SAINT-CLOUD
(Par E. Lami) (Collection J. B.)
Avant de visiter la confusion ordonnée des bosquets, des statues, des temples et des fontaines, nous nous fîmes conduire par notre guide à cheveux gris tout autour de chaque partie des bâtiments, tandis qu’il nous contait une série de vieilles histoires intéressantes sur Louis XVI, Marie-Antoinette, Monsieur et le comte d’Artois (car il semblait avoir oublié ou ne pas savoir qu’ils avaient porté d’autres noms que ceux qu’ils avaient dans sa jeunesse); et tous, ils occupaient la même place dans son imagination qu’ils y tenaient quelque cinquante ans plus tôt, quand il était aide du gardien de l’orangerie.

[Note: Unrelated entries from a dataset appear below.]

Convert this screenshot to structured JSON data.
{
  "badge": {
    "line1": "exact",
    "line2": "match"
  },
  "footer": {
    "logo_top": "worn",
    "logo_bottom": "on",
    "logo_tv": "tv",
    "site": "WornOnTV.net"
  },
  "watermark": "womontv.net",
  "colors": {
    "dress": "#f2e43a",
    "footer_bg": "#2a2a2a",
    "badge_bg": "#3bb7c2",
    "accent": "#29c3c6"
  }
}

Il se glorifiait d’avoir approché jadis la famille royale; il raconta comment la reine avait donné son nom à un oranger parce qu’elle en trouvait les fleurs plus douces que celles de tous les autres; et comment il cueillait tous les jours pour Sa Majesté, sur un myrte aux larges feuilles et aux fleurs doubles, un bouquet que l’on plaçait sur la toilette de la Reine à deux heures. Ce vieil homme connaissait chaque oranger, sa naissance et son histoire comme un berger connaît ses moutons. Le doyen de la bande date du règne de François Iᵉʳ, et vraiment il est très vert pour son âge. Un autre, surnommé Louis le Grand, qui était frère jumeau, comme dit notre guide, de ce puissant monarque est regardé comme un jeune, et l’on assure qu’il n’a pas encore atteint son développement entier.
Oh! si ces orangers pouvaient parler! S’ils pouvaient nous raconter les scènes dont ils ont été témoins! s’ils pouvaient nous décrire les beautés sur lesquelles ils ont égrainé leurs ardentes fleurs, tous les héros, les hommes d’Etat, les poètes et les princes qui, dans leur promenade, se sont arrêtés sous leur ombre, que de remarques spirituellement méchantes, de graves conseils et de tristes réflexions nous aurions à entendre!...
La vue des grandes eaux à Saint-Cloud faisait partie du programme de notre journée; mais, pour y aller, nous fûmes obligés de monter dans un de ces indescriptibles véhicules qui transportent la joyeuse bourgeoisie de Paris de palais en palais, et de guinguette en guinguette. Nous avions abandonné notre confortable citadine, croyant n’avoir aucune difficulté à en trouver une autre. En quoi nous fûmes désappointés, car la quantité de voyageurs excédait les véhicules disponibles et nous nous considérâmes comme très heureux de trouver des places dans un équipage que nous aurions bien méprisé le matin, quand nous quittions Paris...
Quelques-uns de ces singuliers véhicules étaient tirés par cinq ou six chevaux. Ceux-là n’étaient au juste que des chariots peints de couleurs éclatantes, suspendus sur de grossiers ressorts, avec une tente à plat au-dessus. Dans plusieurs je comptai jusqu’à vingt personnes; mais il y en avait quelques-uns dont une ou même deux places demeuraient vacantes, et alors rien ne pouvait égaler la joie de la foule à la vue des efforts que faisait le conducteur, non moins gai qu’elle, d’ailleurs, pour obtenir des voyageurs qu’ils remplissent les sièges libres.
Chaque individu croisé sur la route se voyait invité par des hurlements à occuper les places vacantes. «Saint-Cloud, Saint-Cloud, Saint-Cloud!» ces mots, criés par le conducteur et repris en refrain par la compagnie, résonnaient dans les oreilles de tous les passants; et si l’on rencontrait un paisible voyageur se rendant dans la direction opposée, l’invitation était alors proférée avec une véhémence décuplée, et accompagnée d’éclats de rires, auxquels, loin de s’offenser, le promeneur répondait sur le même ton. Mais quand on rencontrait une voiture au plein galop se rendant à Versailles, c’est alors que la joie devenait indescriptible. «Saint-Cloud! Saint-Cloud! Saint-Cloud!... Tournez donc, messieurs, tournez à Saint-Cloud!» Les cris et les vociférations auraient suffi à effrayer tous les chevaux du monde, excepté des chevaux français; ceux-là sont tellement habitués au vacarme, qu’il y a peu de danger que le bruit les fasse partir. Je croirais même qu’ils prennent leur part de la gaieté générale; car ils secouaient leurs têtières et leurs glands, s’ébrouant et s’agitant comme s’ils étaient ravis de la fête.
Au total, nous et quelques centaines d’autres arrivâmes trop tard pour le spectacle, l’eau ayant manqué avant que la demi-heure de réjouissances promise fût écoulée. Les jardins, cependant, étaient pleins, et tout le monde paraissait aussi gai et content que si le spectacle n’avait pas manqué.